Harris spent one year in charge of Burton then moved to former side Distillery in a purely managerial capacity. He was appointed manager of Swansea Town in 1934 and soon after arriving at the Vetch Field signed his son John, a defender, from Swindon Town. Incidentally, Neil's brother Joshua ('Jack') was also a professional footballer, who played for several years with Leeds United among others; however, they were not related to Joe Harris, also from east Glasgow who played for Partick and Newcastle in the same era.

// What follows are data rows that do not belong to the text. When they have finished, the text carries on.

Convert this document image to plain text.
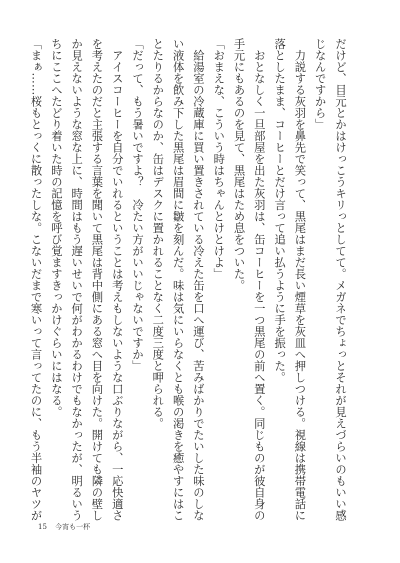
だけど、目元とかはけっこうキリっとしてて。メガネでちょっとそれが見えづらいのもいい感
じなんですから」
　力説する灰羽を鼻先で笑って、黒尾はまだ長い煙草を灰皿へ押しつける。視線は携帯電話に
落としたまま、コーヒーとだけ言って追い払うように手を振った。
　おとなしく一旦部屋を出た灰羽は、缶コーヒーを一つ黒尾の前へ置く。同じものが彼自身の
手元にもあるのを見て、黒尾はため息をついた。
「おまえな、こういう時はちゃんとけとけよ」
　給湯室の冷蔵庫に買い置きされている冷えた缶を口へ運び、苦みばかりでたいした味のしな
い液体を飲み下した黒尾は眉間に皺を刻んだ。味は気にいらなくとも喉の渇きを癒やすにはこ
とたりるからなのか、缶はデスクに置かれることなく二度三度と呷られる。
「だって、もう暑いですよ？　冷たい方がいいじゃないですか」
　アイスコーヒーを自分でいれるということは考えもしないような口ぶりながら、一応快適さ
を考えたのだと主張する言葉を聞いて黒尾は背中側にある窓へ目を向けた。開けても隣の壁し
か見えないような窓な上に、時間はもう遅いせいで何がわかるわけでもなかったが、明るいう
ちにここへたどり着いた時の記憶を呼び覚ますきっかけぐらいにはなる。
「まぁ……桜もとっくに散ったしな。こないだまで寒いって言ってたのに、もう半袖のヤツが
15 今宵も一杯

Five years later Harris moved to his son's former side, after Ted Vizard left Swindon in June 1939. Due to the impending war, he was originally only offered a year's contract but, after negotiation, this was extended to end in March 1941. Just three games into his first season in charge, the Football League programme was abandoned, and Harris remained in charge for the club's season in the South West Regional League. During this season, players were often called up for military duties in the build-up to a game, and every club in the league used "guests" to make up the starting eleven - sometimes players even played under aliases to avoid detection by their officers. Before one game at Bristol City, Harris, now 45, was forced to come out of retirement himself to make up the numbers. He borrowed a pair of boots which were too small, and lost two toenails as the Town lost 5–2.

By the end of the season, it was decided that the club could no longer continue whilst the war did, and Harris was relieved of his duties in August 1940, with the intention of him returning to the hotseat when the war ended. Harris died a year later.